Highlights & Insights¶
- "Low linear correlation + high SHAP importance" interpretability paradigm: This analytical approach elegantly distinguishes whether a model is merely performing linear fitting. High linear correlation implies the model is copying the observable; low linear correlation with high SHAP importance indicates a deeper nonlinear structure has been learned. This paradigm is broadly transferable to other AI4Science tasks.
- Demonstration of self-supervised pre-training value in particle physics: The work demonstrates that "pre-train for representations, then fine-tune for tasks" significantly improves performance in high-energy nuclear physics, providing a basis for building foundation models in particle physics.
- Cross-domain transfer of the point cloud perspective: The direct transfer of masked point cloud modeling from CV/3D domains to physics confirms the cross-domain applicability of these methods.
Limitations & Future Work¶
- Simulation data only: Events are generated with AMPT; validation on real experimental data has not been performed.
- Limited input features: Only three-momenta \((p_x, p_y, p_z)\) are used; four-momenta, charge, spin, and other particle attributes are not exploited.

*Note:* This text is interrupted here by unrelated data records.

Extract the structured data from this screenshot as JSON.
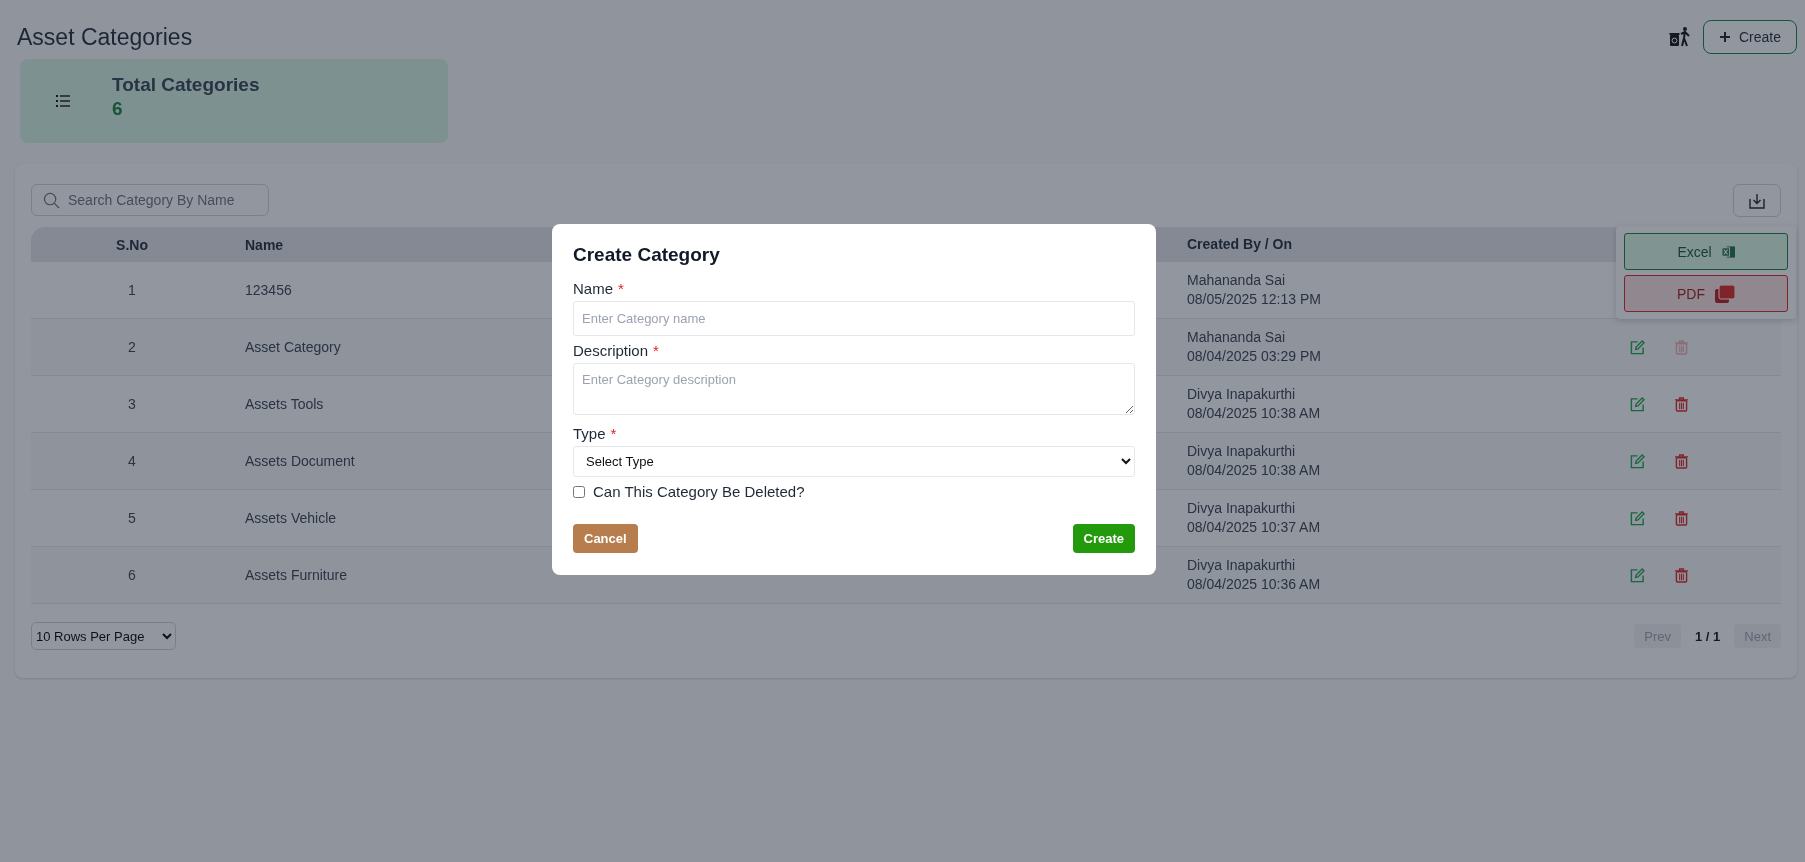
{
  "page": {
    "title": "Asset Categories",
    "create_button": "Create"
  },
  "summary": {
    "label": "Total Categories",
    "value": "6"
  },
  "search": {
    "placeholder": "Search Category By Name"
  },
  "export_menu": {
    "expanded": true,
    "items": [
      {
        "label": "Excel",
        "kind": "excel"
      },
      {
        "label": "PDF",
        "kind": "pdf"
      }
    ]
  },
  "table": {
    "columns": [
      "S.No",
      "Name",
      "Created By / On"
    ],
    "rows": [
      {
        "sno": "1",
        "name": "123456",
        "created_by": "Mahananda Sai",
        "created_on": "08/05/2025 12:13 PM"
      },
      {
        "sno": "2",
        "name": "Asset Category",
        "created_by": "Mahananda Sai",
        "created_on": "08/04/2025 03:29 PM",
        "delete_disabled": true
      },
      {
        "sno": "3",
        "name": "Assets Tools",
        "created_by": "Divya Inapakurthi",
        "created_on": "08/04/2025 10:38 AM",
        "delete_disabled": false
      },
      {
        "sno": "4",
        "name": "Assets Document",
        "created_by": "Divya Inapakurthi",
        "created_on": "08/04/2025 10:38 AM",
        "delete_disabled": false
      },
      {
        "sno": "5",
        "name": "Assets Vehicle",
        "created_by": "Divya Inapakurthi",
        "created_on": "08/04/2025 10:37 AM",
        "delete_disabled": false
      },
      {
        "sno": "6",
        "name": "Assets Furniture",
        "created_by": "Divya Inapakurthi",
        "created_on": "08/04/2025 10:36 AM",
        "delete_disabled": false
      }
    ]
  },
  "pagination": {
    "rows_per_page": "10 Rows Per Page",
    "page": "1 / 1",
    "prev": {
      "label": "Prev",
      "disabled": true
    },
    "next": {
      "label": "Next",
      "disabled": true
    }
  },
  "modal": {
    "title": "Create Category",
    "fields": [
      {
        "kind": "text",
        "label": "Name",
        "required_mark": "*",
        "placeholder": "Enter Category name"
      },
      {
        "kind": "textarea",
        "label": "Description",
        "required_mark": "*",
        "placeholder": "Enter Category description"
      },
      {
        "kind": "select",
        "label": "Type",
        "required_mark": "*",
        "value": "Select Type"
      }
    ],
    "checkbox": {
      "label": "Can This Category Be Deleted?",
      "checked": false
    },
    "cancel": "Cancel",
    "submit": "Create"
  }
}
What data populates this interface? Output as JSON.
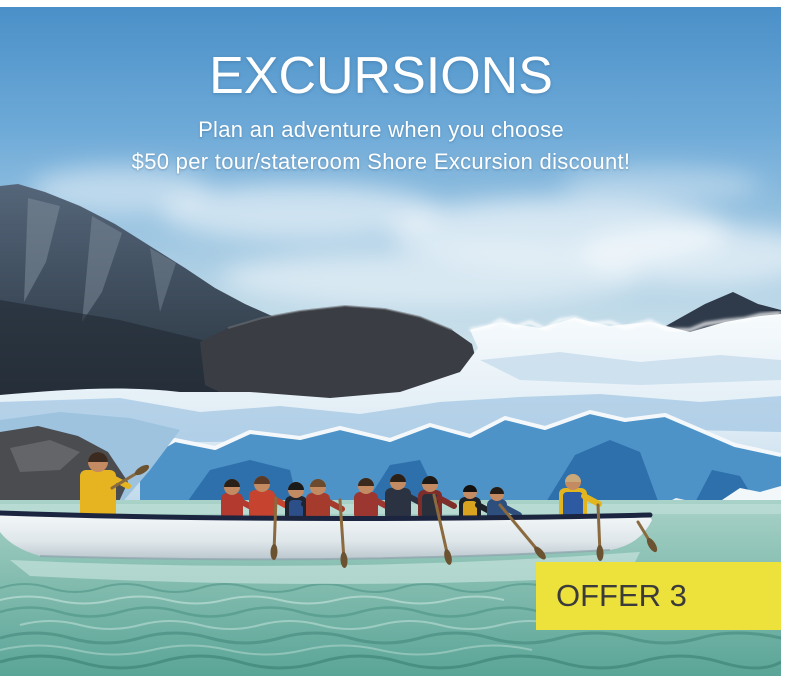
{
  "header": {
    "title": "EXCURSIONS",
    "subtitle_line1": "Plan an adventure when you choose",
    "subtitle_line2": "$50 per tour/stateroom Shore Excursion discount!"
  },
  "badge": {
    "label": "OFFER 3"
  },
  "colors": {
    "frame": "#ffffff",
    "title_text": "#ffffff",
    "badge_background": "#ede23b",
    "badge_text": "#3b3b3b"
  }
}
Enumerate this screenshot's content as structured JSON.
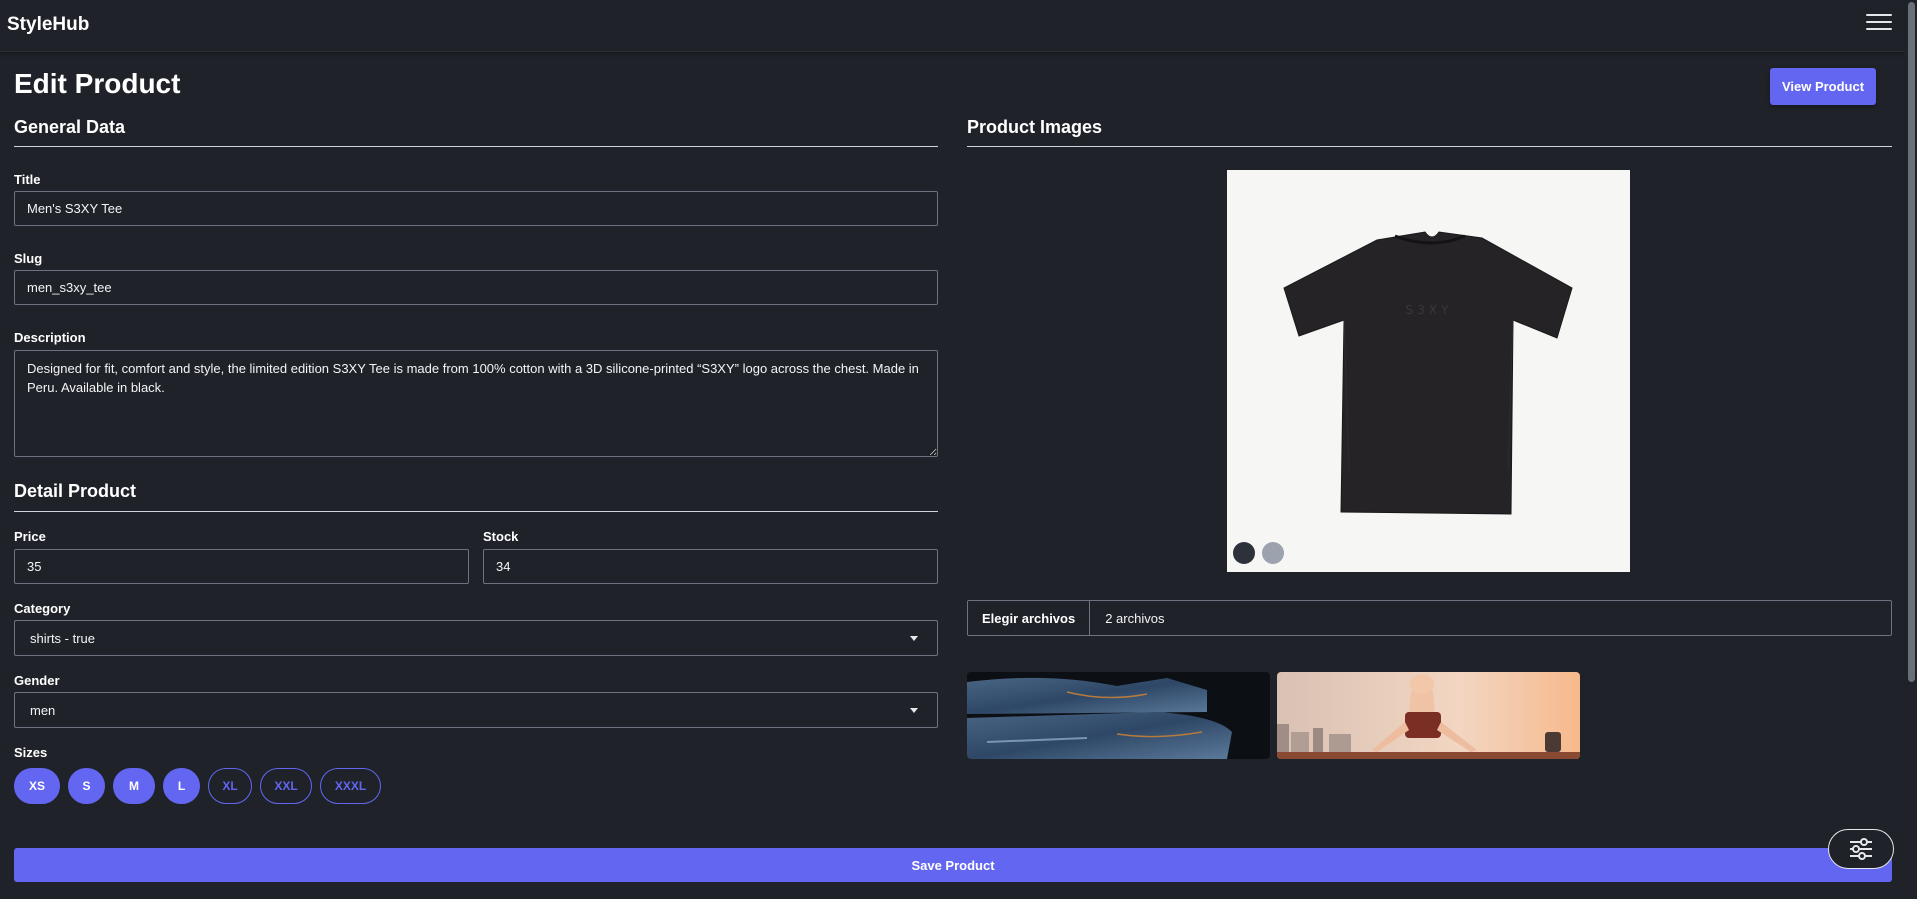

- Simple downstream task: Collision system identification (Pb+Pb vs. p+Pb) is not a genuine practical challenge and serves only as a proxy for evaluating representation quality.
- Absence of physical priors: Conservation laws, Lorentz symmetry, and other physical constraints are not incorporated.
- Future directions:
- Validate on real RHIC/LHC data.
- Incorporate Lorentz-equivariant network architectures.
- Apply to more physically meaningful downstream tasks: chiral magnetic effect (CME) detection, nuclear deformation studies.
- Integrate particle species information (\(\pi, K, p\), etc.).
Related Work & Insights¶
- vs. PointNet: PointNet can only learn linear approximations of physical observables; the Transformer learns nonlinear combinations, representing a qualitative leap in representational capacity.
- vs. OmniJet-α / Particle Transformer: These are foundation models for LHC jet physics; this work transplants analogous ideas into the heavy-ion collision domain.
- vs. traditional observable-based analysis: Traditional methods rely on domain experts to design a small set of observables, potentially missing important information. Self-supervised methods can discover new "data-driven observables."
Rating¶
- Novelty: ⭐⭐⭐⭐ First application of self-supervised Transformers to heavy-ion collision feature learning; interpretability analysis paradigm is elegant.
- Experimental Thoroughness: ⭐⭐⭐ Workshop-paper scale; only one downstream task; simulation data only.
- Writing Quality: ⭐⭐⭐⭐ Well-balanced presentation of physical background and ML methodology; interpretability analysis is clearly articulated.
- Value: ⭐⭐⭐⭐ Lays groundwork for AI foundation models in high-energy nuclear physics; methodology is transferable.